I am trying to find an elegant and fast way to vectorrize the simple code below. It basically deals with nested for loops, but the nesting is unusual. The function special_print can be replaced by any function taking the sane vector of arguments.
Thanks for the help, Patrick
vector <- 1:30
special_print = function(i,j,k) {
print(c(vector[i], vector[j], vector[k]))
}
for (i in 1:30) {
for (j in i:30) {
for (k in j:30){
special_print(i,j,k)
}
}
}
My question is to find a way to generate a structure "index" to be used in the following code
apply(index, special_print, MARGIN = 1)
and generating the same output as above
I have tried the following subroutines, but they seem to be take too much time
is.increasing = function(x){
return( all(diff(x) > 0))
}
increasing_index = function(a) {
clean_index <- apply(a,is.increasing, MARGIN = 1)

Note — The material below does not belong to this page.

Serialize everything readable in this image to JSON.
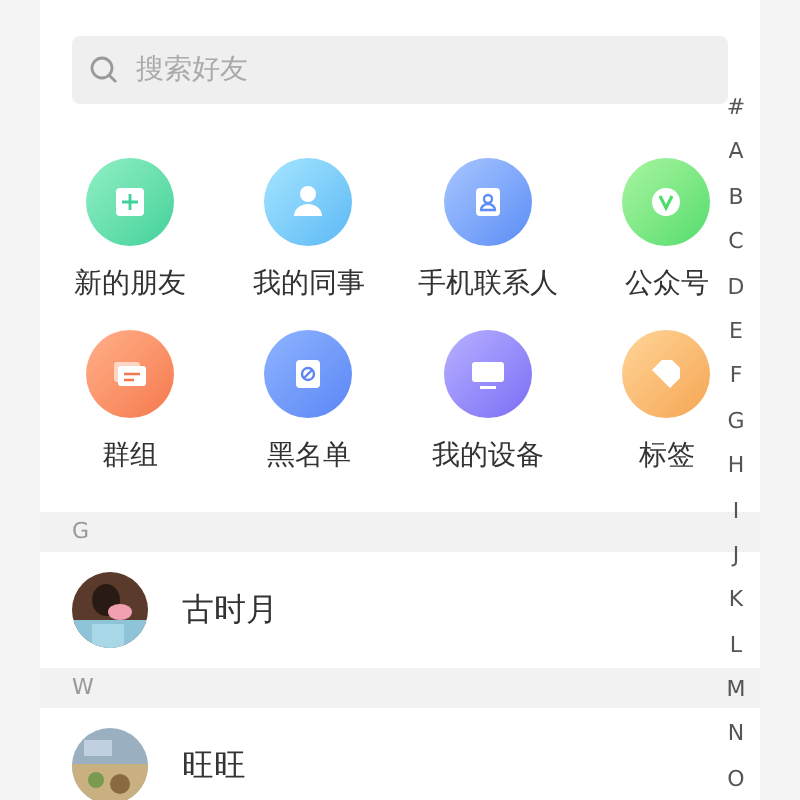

b = a[clean_index == TRUE,]
return(b)
}
data <- replicate(1:30, 3) %>% as.data.frame()
a <- expand.grid(data) %>% as.data.frame()
index <- increasing_index(a)
One thing slowing you down is working with data frames. Don't do that. Matrices are faster, especially with row operations and apply()
. Once you have a matrix, it is very fast to do a <- a[a[,1] <= a[,2] & a[,2] <= a[,3],]
.
So I'd write your code like this:
a <- as.matrix(expand.grid(1:30, 1:30, 1:30))
a <- a[a[,1] <= a[,2] & a[,2] <= a[,3],]
apply(a, special_print, MARGIN = 1)
This produces the rows in a different order than your for loops, with column 1 varying fastest. If that matters, you can do it this way:
a <- as.matrix(expand.grid(1:30, 1:30, 1:30))[,3:1]
a <- a[a[,1] <= a[,2] & a[,2] <= a[,3],]
apply(a, special_print, MARGIN = 1)
where the first line now reverses the order of the columns.
EDITED to add:
Here's an even better way, inspired by @ThomasIsCoding's answer:
a <- t(combn(1:32, 3) - 0:2)
This takes 3 items from 32, then keeps the first, subtracts 1 from the second, and 2 from the third. That gives a non-decreasing sequence of 3 chosen from 1 to 30. It assumes combn()
always returns the values in increasing order; I couldn't spot that as guaranteed in the docs, but it appears to be true in practice.
I would see if mapply(…, )
would succeed.
mapply( special_func(i=i, j=j, k=k),
i=rep(1:30, each=30*30),
j=rep(1:30, each =30, times=30),
k=rep(1:30, times=30*30)
)
The mapply
function should be efficient, but you are on notice that it is your “special function” is probably responsible for any perceived inefficiency. You should probably be examining its algorithms to see if if they can be vectorized.